E infatti, come già capitato per altre opere del mangaka, Pluto è diventata una miniserie anime di Netflix che rispetta fedelmente la trama di partenza. In un futuro in cui i robot vivono accanto alle persone subendo non poche discriminazioni, Mont Blanc, uno degli esseri artificiali più gentili e più forti del mondo, viene fatto a pezzi senza pietà. Il detective incaricato delle indagini è Gesicht, un robot dall’aspetto umano costruito con una lega indistruttibile. Intanto, sullo sfondo incombe un conflitto mondiale che, all’epoca del manga, era un rimando alla guerra in Iraq in cui si erano imbarcati gli Stati Uniti.

Diretta da Toshio Kawaguchi (un animatore di lungo corso che ha preso parte a progetti storici come Akira e Neon Genesis Evangelion) e animata da M2, il nuovo studio di Masao Maruyama (già fondatore di MAPPA e Madhouse), la miniserie è composta da otto episodi di circa un’ora, uno per ogni tankobon della serie.
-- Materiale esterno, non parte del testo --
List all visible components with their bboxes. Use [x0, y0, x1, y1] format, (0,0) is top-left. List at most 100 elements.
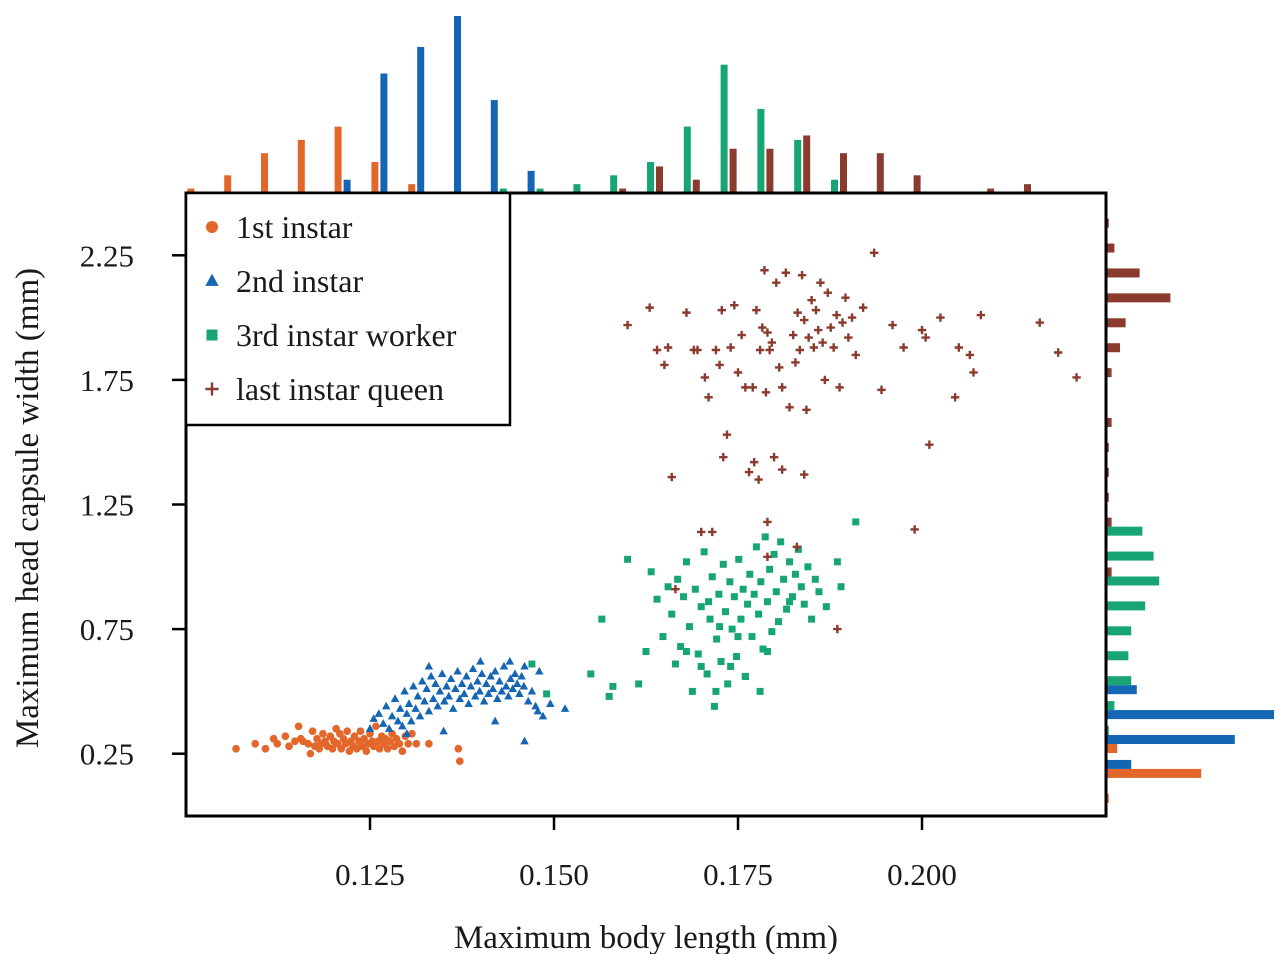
point-3rd-instar-worker — [721, 608, 729, 616]
point-last-instar-queen — [976, 310, 986, 320]
point-3rd-instar-worker — [786, 598, 794, 606]
right-hist-bar-last-instar-queen — [1106, 417, 1112, 427]
point-2nd-instar — [451, 684, 460, 692]
point-last-instar-queen — [800, 470, 809, 479]
point-1st-instar — [350, 732, 359, 741]
point-3rd-instar-worker — [794, 545, 802, 553]
point-3rd-instar-worker — [708, 573, 716, 581]
point-3rd-instar-worker — [727, 662, 735, 670]
point-last-instar-queen — [869, 248, 879, 258]
point-2nd-instar — [457, 679, 467, 688]
point-last-instar-queen — [785, 403, 794, 412]
point-2nd-instar — [560, 704, 570, 712]
point-last-instar-queen — [858, 303, 868, 312]
top-hist-bar-last-instar-queen — [987, 188, 995, 193]
point-last-instar-queen — [717, 305, 727, 315]
point-1st-instar — [232, 744, 240, 753]
top-hist-bar-2nd-instar — [454, 16, 461, 193]
point-last-instar-queen — [711, 345, 721, 355]
point-2nd-instar — [424, 706, 434, 715]
point-last-instar-queen — [730, 300, 739, 310]
point-last-instar-queen — [833, 624, 842, 634]
point-last-instar-queen — [832, 310, 841, 320]
right-hist-bar-3rd-instar-worker — [1106, 626, 1132, 636]
point-2nd-instar — [519, 681, 529, 690]
point-2nd-instar — [479, 696, 489, 705]
point-2nd-instar — [517, 671, 526, 680]
point-last-instar-queen — [758, 323, 767, 332]
point-last-instar-queen — [802, 405, 811, 415]
point-3rd-instar-worker — [797, 583, 805, 591]
top-hist-bar-1st-instar — [334, 126, 342, 193]
legend-box — [184, 191, 512, 427]
point-3rd-instar-worker — [713, 635, 721, 643]
top-hist-bar-3rd-instar-worker — [499, 188, 507, 193]
point-last-instar-queen — [777, 383, 787, 392]
point-3rd-instar-worker — [748, 633, 756, 641]
point-last-instar-queen — [748, 383, 757, 392]
point-3rd-instar-worker — [768, 628, 776, 636]
point-3rd-instar-worker — [691, 585, 699, 593]
point-2nd-instar — [426, 671, 436, 680]
point-last-instar-queen — [791, 358, 800, 367]
legend-label-last-instar-queen: last instar queen — [236, 371, 444, 407]
top-hist-bar-3rd-instar-worker — [831, 179, 838, 193]
point-1st-instar — [304, 739, 313, 748]
point-last-instar-queen — [645, 303, 654, 312]
top-hist-bar-2nd-instar — [380, 73, 388, 193]
point-3rd-instar-worker — [788, 593, 796, 601]
right-hist-bar-1st-instar — [1106, 744, 1118, 754]
point-last-instar-queen — [719, 452, 728, 462]
point-2nd-instar — [468, 664, 478, 673]
point-last-instar-queen — [835, 383, 844, 392]
point-3rd-instar-worker — [705, 598, 713, 606]
point-2nd-instar — [497, 686, 506, 695]
point-3rd-instar-worker — [752, 543, 760, 551]
point-3rd-instar-worker — [811, 575, 819, 583]
y-tick-label: 0.25 — [80, 737, 134, 772]
point-last-instar-queen — [844, 333, 853, 342]
point-3rd-instar-worker — [719, 560, 727, 568]
point-2nd-instar — [422, 684, 431, 692]
legend-marker-last-instar-queen — [205, 382, 219, 396]
point-2nd-instar — [504, 691, 513, 700]
point-2nd-instar — [535, 666, 544, 675]
point-1st-instar — [291, 737, 299, 746]
top-hist-bar-1st-instar — [261, 153, 268, 193]
right-hist-bar-3rd-instar-worker — [1106, 651, 1129, 661]
point-2nd-instar — [477, 669, 487, 678]
point-1st-instar — [352, 744, 361, 753]
point-3rd-instar-worker — [761, 533, 769, 541]
point-last-instar-queen — [789, 330, 798, 340]
right-hist-bar-3rd-instar-worker — [1106, 601, 1146, 611]
point-last-instar-queen — [652, 345, 662, 355]
point-last-instar-queen — [797, 271, 807, 280]
point-3rd-instar-worker — [757, 578, 765, 586]
top-hist-bar-last-instar-queen — [913, 175, 921, 193]
point-2nd-instar — [446, 674, 456, 683]
point-2nd-instar — [459, 689, 469, 697]
point-last-instar-queen — [697, 527, 706, 537]
point-last-instar-queen — [763, 328, 772, 337]
point-2nd-instar — [482, 679, 491, 688]
point-3rd-instar-worker — [605, 692, 613, 700]
point-3rd-instar-worker — [677, 643, 685, 651]
point-3rd-instar-worker — [703, 670, 711, 678]
point-3rd-instar-worker — [664, 583, 672, 591]
x-tick-label: 0.175 — [703, 857, 773, 892]
point-last-instar-queen — [775, 363, 784, 372]
point-1st-instar — [404, 739, 413, 748]
point-2nd-instar — [524, 696, 533, 705]
point-last-instar-queen — [950, 393, 960, 402]
top-hist-bar-3rd-instar-worker — [573, 184, 581, 193]
point-last-instar-queen — [936, 313, 945, 322]
point-2nd-instar — [415, 711, 425, 720]
point-2nd-instar — [520, 736, 529, 745]
point-1st-instar — [308, 727, 317, 736]
point-last-instar-queen — [899, 343, 908, 352]
point-last-instar-queen — [818, 338, 827, 347]
point-3rd-instar-worker — [609, 682, 617, 690]
top-hist-bar-1st-instar — [224, 175, 232, 193]
point-3rd-instar-worker — [528, 660, 536, 668]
Il ritmo e il flusso della storia sono quindi rispettati (anche troppo, dato che il cast corale pretende attenzioni e in un prodotto audiovisivo è più difficile saltare da una narrazione all’altra), ma soprattutto l’anime cattura molto bene il modo di disegnare di Urasawa, meno cartoonesco e più realistico di quello che era il mondo visivo di Tezuka, ma altrettanto carismatico, mettendo su schermo tutti i suoi vezzi: i nasi (quasi mai a punti ma rotondi e grandi), i capelli, le rughe, una linea spessa e soddisfacente nel vederla stagliarsi contro i fondali.
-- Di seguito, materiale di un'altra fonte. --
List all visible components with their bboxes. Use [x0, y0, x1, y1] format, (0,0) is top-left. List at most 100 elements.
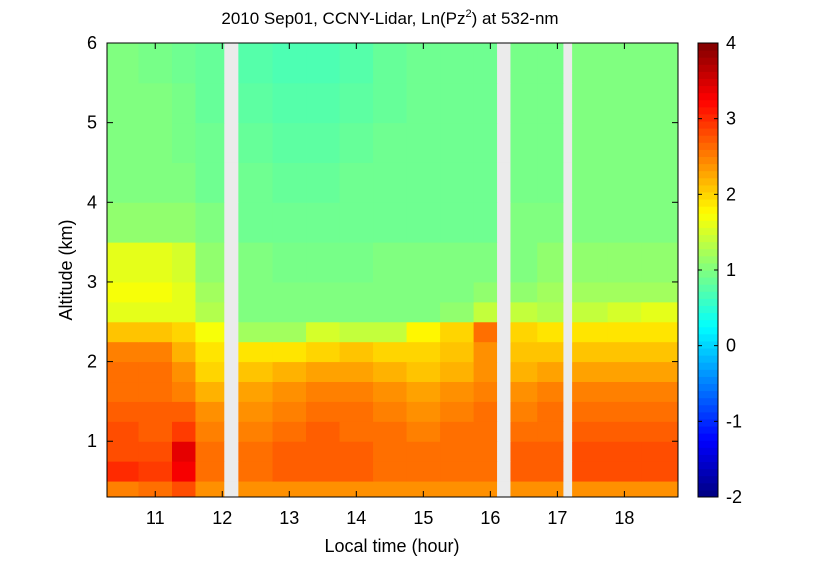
cell	[238, 341, 274, 363]
cell	[607, 421, 642, 442]
cell	[272, 461, 307, 482]
colorbar-swatch	[698, 461, 718, 470]
cell	[537, 122, 564, 163]
cell	[406, 461, 441, 482]
data-gap	[497, 122, 511, 163]
cell	[373, 401, 408, 422]
cell	[107, 441, 139, 462]
cell	[537, 242, 564, 283]
cell	[172, 242, 196, 283]
colorbar-swatch	[698, 426, 718, 434]
colorbar-tick-label: 3	[726, 109, 736, 129]
cell	[406, 122, 441, 163]
cell	[572, 122, 609, 163]
data-gap	[497, 242, 511, 283]
cell	[607, 341, 642, 363]
cell	[440, 361, 475, 383]
cell	[138, 202, 173, 243]
cell	[195, 441, 225, 462]
cell	[406, 202, 441, 243]
data-gap	[497, 341, 511, 363]
cell	[641, 281, 679, 303]
cell	[572, 441, 609, 462]
cell	[172, 421, 196, 442]
colorbar-swatch	[698, 248, 718, 257]
colorbar-tick-label: 2	[726, 184, 736, 204]
cell	[473, 162, 498, 203]
cell	[510, 82, 538, 124]
cell	[641, 381, 679, 402]
cell	[607, 401, 642, 422]
data-gap	[563, 281, 573, 303]
colorbar-swatch	[698, 64, 718, 72]
colorbar-swatch	[698, 92, 718, 101]
cell	[238, 421, 274, 442]
cell	[339, 202, 374, 243]
data-gap	[224, 301, 239, 323]
cell	[607, 381, 642, 402]
colorbar-swatch	[698, 390, 718, 399]
cell	[373, 82, 408, 124]
cell	[641, 202, 679, 243]
cell	[572, 381, 609, 402]
colorbar-swatch	[698, 227, 718, 236]
colorbar-swatch	[698, 163, 718, 172]
cell	[138, 341, 173, 363]
cell	[138, 321, 173, 343]
cell	[306, 481, 341, 498]
cell	[272, 43, 307, 84]
cell	[537, 202, 564, 243]
cell	[238, 122, 274, 163]
cell	[272, 401, 307, 422]
cell	[195, 401, 225, 422]
cell	[172, 82, 196, 124]
cell	[107, 281, 139, 303]
cell	[607, 281, 642, 303]
cell	[537, 461, 564, 482]
cell	[473, 242, 498, 283]
cell	[107, 361, 139, 383]
data-gap	[224, 281, 239, 303]
cell	[406, 281, 441, 303]
colorbar-swatch	[698, 262, 718, 271]
cell	[406, 361, 441, 383]
cell	[510, 301, 538, 323]
cell	[440, 202, 475, 243]
colorbar-swatch	[698, 50, 718, 58]
cell	[306, 43, 341, 84]
cell	[138, 361, 173, 383]
colorbar-swatch	[698, 298, 718, 306]
cell	[440, 43, 475, 84]
colorbar-tick-label: 4	[726, 33, 736, 53]
cell	[306, 401, 341, 422]
cell	[607, 242, 642, 283]
cell	[195, 281, 225, 303]
colorbar-swatch	[698, 270, 718, 278]
cell	[238, 281, 274, 303]
cell	[473, 82, 498, 124]
cell	[238, 162, 274, 203]
cell	[172, 401, 196, 422]
y-tick-label: 2	[87, 352, 97, 372]
colorbar-swatch	[698, 333, 718, 342]
x-tick-label: 16	[480, 508, 500, 528]
cell	[510, 341, 538, 363]
cell	[238, 202, 274, 243]
colorbar-swatch	[698, 234, 718, 243]
cell	[306, 461, 341, 482]
cell	[107, 122, 139, 163]
x-tick-label: 11	[146, 508, 165, 528]
colorbar-swatch	[698, 85, 718, 94]
data-gap	[224, 82, 239, 124]
cell	[195, 242, 225, 283]
cell	[272, 301, 307, 323]
x-tick-label: 12	[212, 508, 232, 528]
cell	[272, 162, 307, 203]
cell	[440, 162, 475, 203]
colorbar-swatch	[698, 482, 718, 491]
x-tick-label: 13	[279, 508, 299, 528]
cell	[138, 481, 173, 498]
cell	[572, 321, 609, 343]
colorbar-swatch	[698, 440, 718, 448]
cell	[607, 122, 642, 163]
Pluto è un thriller d’azione ma anche tanto di parola, ed è nelle conversazioni che stanno i momenti migliori della serie: dall’incontro con Brau 1589, una sorta di Hannibal Lecter robotico che aiuta il protagonista nelle indagini, a quello tra Gesicht e la moglie robot di una delle prime vittime – così efficace nel farci capire che questi personaggi sono macchine con emozioni che loro stessi non sanno bene come processare e che il confine tra umano e artificiale è sempre più sfumato, costringendo gli umani a mettere in discussione il trattamento che riservano ai robot e, in generale, al prossimo. Nulla di avanguardistico, eh, ma realizzato con bravura.

Pluto è insomma una serie che si fa forza dell’ottima fonte di partenza e riesce nell’impresa di non stravolgerla, a costo di soffocare la personalità dei realizzatori, confezionandoci attorno un prodotto di grande professionalità.